Sometimes, when her mother had bad spells, Laura wrote to ask me for help in getting her to the hospital. One day, I got a letter telling me that she had to begin kidney dialysis; Laura was terrified. She asked me to get everyone to pray so she wouldn’t die. Then she told me that the next time I saw her it would be her twelfth birthday. Her mother was going to give her a little party, and she wanted me to be the guest of honor.
A friend of mine gave me five dollars to give to Laura. I put it in her birthday card, along with twenty dollars from me.
Another Chicano friend of mine named Rico had been going down on the run with me. Rico was in the MEChA (Movimiento Estudiantil Chicano de Aztlán) organization at the college where I was working, and he had helped get some clothes collected for Tijuana. He had become somewhat of a cause célèbre with the Mexico Crew—he drove a chopped and severely modified low-rider VW bug. It had roses etched in its tiny windows, and “suicide doors”—they opened in the opposite direction from regular car doors. It also had a Porsche engine that made a violent racket. His license plates said QUE MALO. (How Bad.)

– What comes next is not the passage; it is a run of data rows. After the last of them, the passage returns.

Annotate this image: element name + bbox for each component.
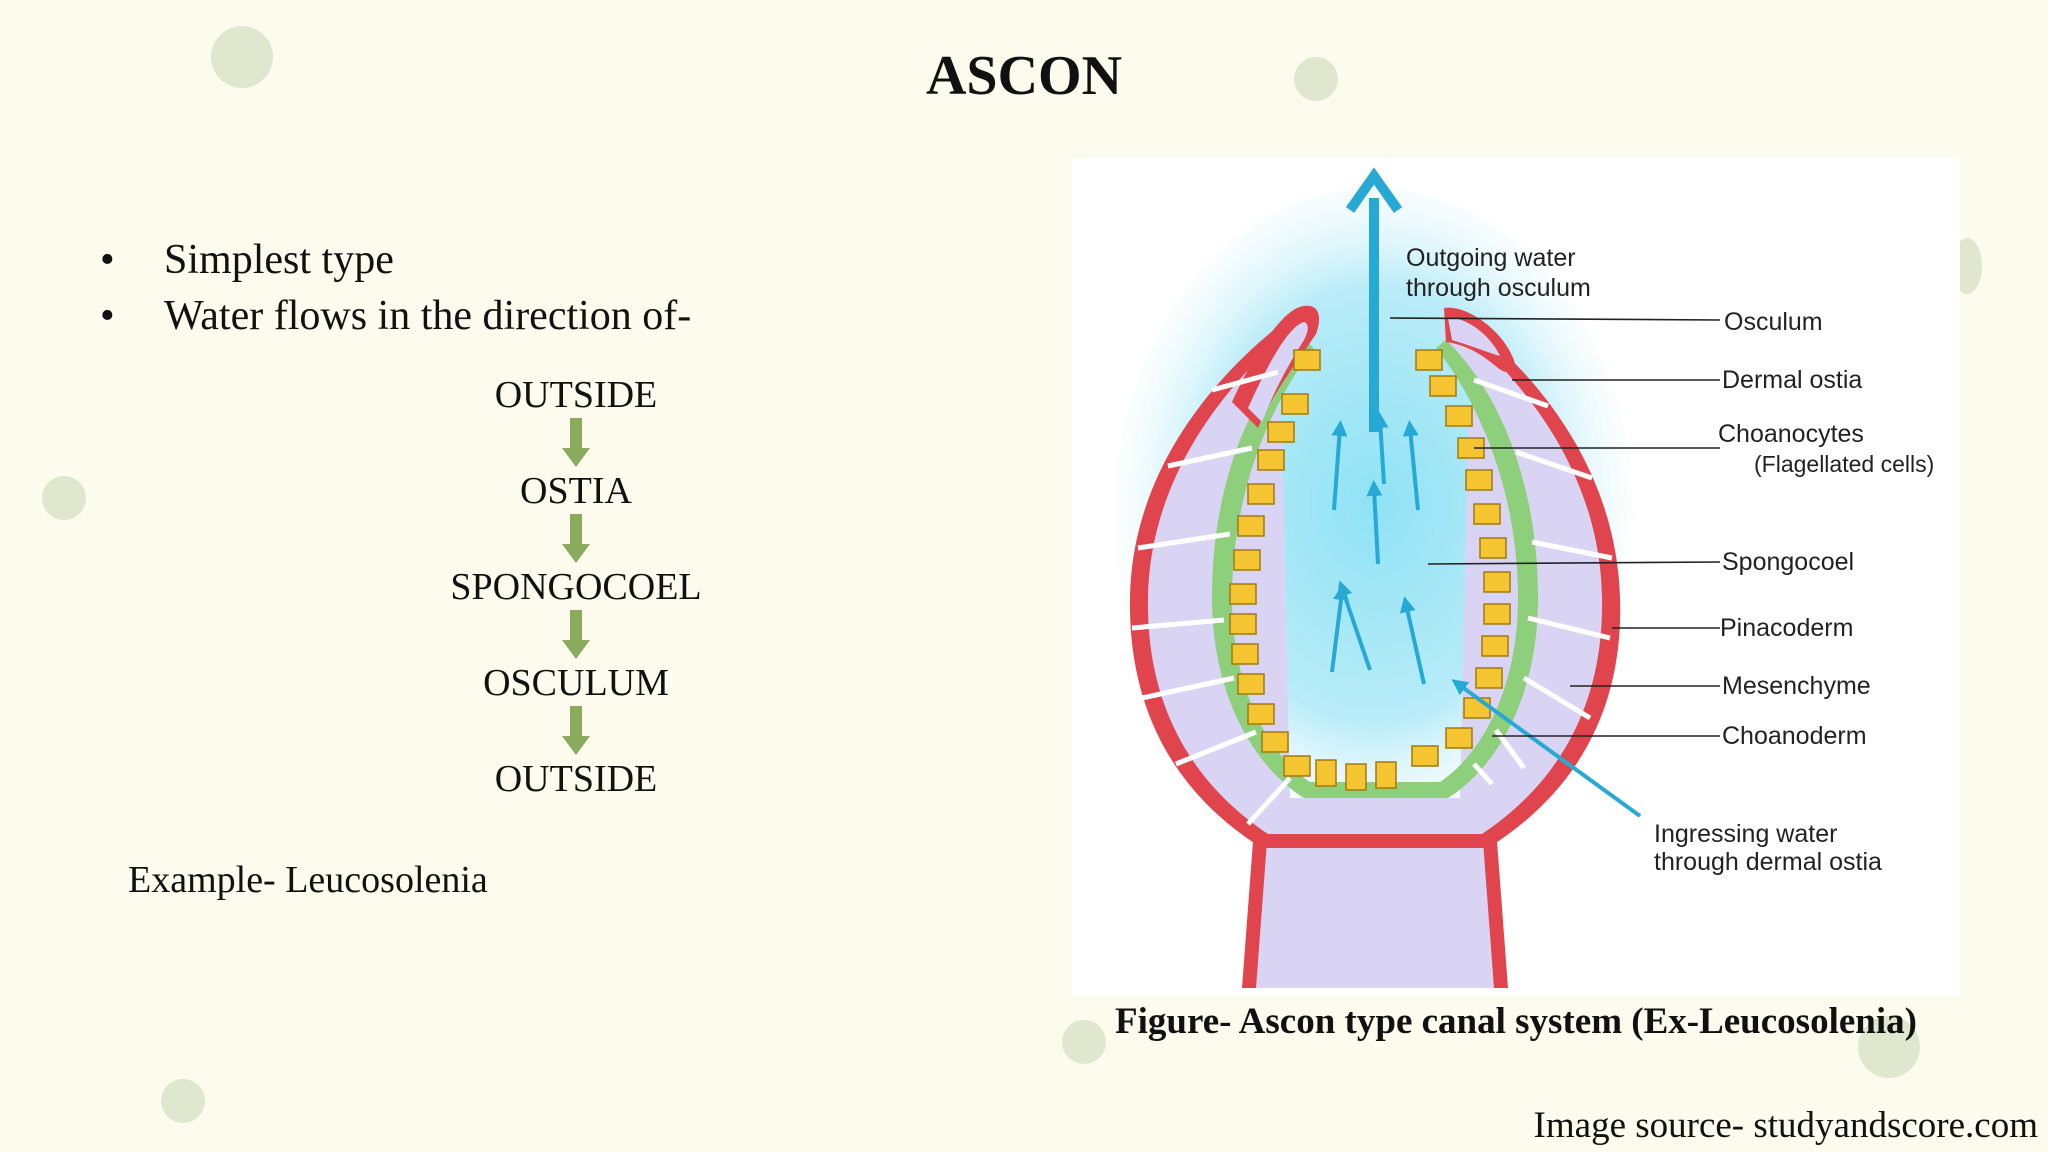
outgoing-water-label: through osculum <box>1406 274 1591 302</box>
bullet-item: • Water flows in the direction of- <box>100 288 691 344</box>
osculum-lip <box>1448 317 1500 356</box>
decor-dot <box>1858 1016 1920 1078</box>
down-arrow-icon <box>562 610 590 659</box>
bullet-marker: • <box>100 293 115 339</box>
image-source: Image source- studyandscore.com <box>1533 1105 2038 1146</box>
decor-dot <box>161 1079 205 1123</box>
stalk-pinacoderm <box>1242 828 1268 988</box>
choanoderm-label: Choanoderm <box>1722 722 1867 750</box>
flow-step: OUTSIDE <box>494 758 658 800</box>
dermal-ostia <box>1131 369 1613 826</box>
ascon-figure: Outgoing water through osculum Osculum D… <box>1072 158 1960 996</box>
bullet-marker: • <box>100 237 115 283</box>
bullet-item: • Simplest type <box>100 232 691 288</box>
ingressing-water-label: Ingressing water <box>1654 820 1837 848</box>
slide-title: ASCON <box>925 45 1123 107</box>
decor-dot <box>1062 1020 1106 1064</box>
up-arrow-icon <box>1345 167 1403 213</box>
osculum-label: Osculum <box>1724 308 1823 336</box>
down-arrow-icon <box>562 514 590 563</box>
flow-step: OSCULUM <box>483 662 669 704</box>
pinacoderm-label: Pinacoderm <box>1720 614 1853 642</box>
ingressing-water-label: through dermal ostia <box>1654 848 1882 876</box>
spongocoel-label: Spongocoel <box>1722 548 1854 576</box>
flagellated-cells-label: (Flagellated cells) <box>1754 451 1934 477</box>
water-flow-sequence: OUTSIDE OSTIA SPONGOCOEL OSCULUM OUTSIDE <box>426 372 726 802</box>
example-text: Example- Leucosolenia <box>128 859 488 901</box>
choanocyte-cells <box>1229 349 1511 791</box>
down-arrow-icon <box>562 418 590 467</box>
ascon-diagram: Outgoing water through osculum Osculum D… <box>1114 167 1934 988</box>
mesenchyme-label: Mesenchyme <box>1722 672 1871 700</box>
dermal-ostia-label: Dermal ostia <box>1722 366 1862 394</box>
decor-dot <box>1294 57 1338 101</box>
bullet-list: • Simplest type • Water flows in the direc… <box>100 232 691 344</box>
bullet-text: Simplest type <box>164 237 394 283</box>
label-leaders <box>1389 317 1721 737</box>
decor-dot <box>211 26 273 88</box>
flow-step: OSTIA <box>520 470 632 512</box>
down-arrow-icon <box>562 706 590 755</box>
decor-dot <box>42 476 86 520</box>
flow-step: SPONGOCOEL <box>450 566 702 608</box>
bullet-text: Water flows in the direction of- <box>164 293 692 339</box>
choanocytes-label: Choanocytes <box>1718 420 1864 448</box>
figure-caption: Figure- Ascon type canal system (Ex-Leuc… <box>1115 1001 1917 1042</box>
water-flow-arrows <box>1330 412 1642 818</box>
flow-step: OUTSIDE <box>494 374 658 416</box>
outgoing-water-label: Outgoing water <box>1406 244 1576 272</box>
stalk-pinacoderm <box>1482 828 1508 988</box>
sponge-stalk <box>1254 828 1496 988</box>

Rico was endearingly obscene. He’d be in the midst of a pack of Baptist Bible students, and when something startled him, he’d cry, “Jesus Chri
st!” or “Holy shit!”
Incredibly, his great charm seemed to make them deaf to his sins. The church folk swarmed to him. I often wondered if the Baptist sisters didn’t dream they could tame the beast, make of him an upright Bible-believing missionary.
Rico’s cry could always be heard in the distance: “Holy fuckin’ shit!”
———
Rico piled into a van with me. When we got to San Antonio, it was drizzling. Laura was standing out in the dirt road, watching for us, alone. When she saw us coming, she ran inside.
There were actually two orphanages near Laura’s house. The crew would pull into the first and begin the bathing. A small group moved on to the second, to begin preparing the food bags and washing heads. Rico, a woman named Diana, and I left the first crew and walked through San Antonio. When we got to Laura’s house, she ran outside and took my hand. I slipped her the card and told her I was hoping she would buy her own gift, since I didn’t know what to get her.
Von had given me a digital wristwatch for her, too, but I wanted to spring that on her later.
“You’ve got to come to the party!” she insisted.
“I will,” I said.
“Bring your friends.”
“All right,” I said. I told her we were walking to the orphanage.
She walked along beside me, as quiet as always.
Between the village and the second orphanage, the stream had erased the road that once cut through its bed, so the government erected a stone bridge over it. This bridge took an age to build, and they didn’t grade the ramps leading up to it. Within a couple of years, the soil had washed away from either end, leaving a nice stone sculpture of a bridge in the air.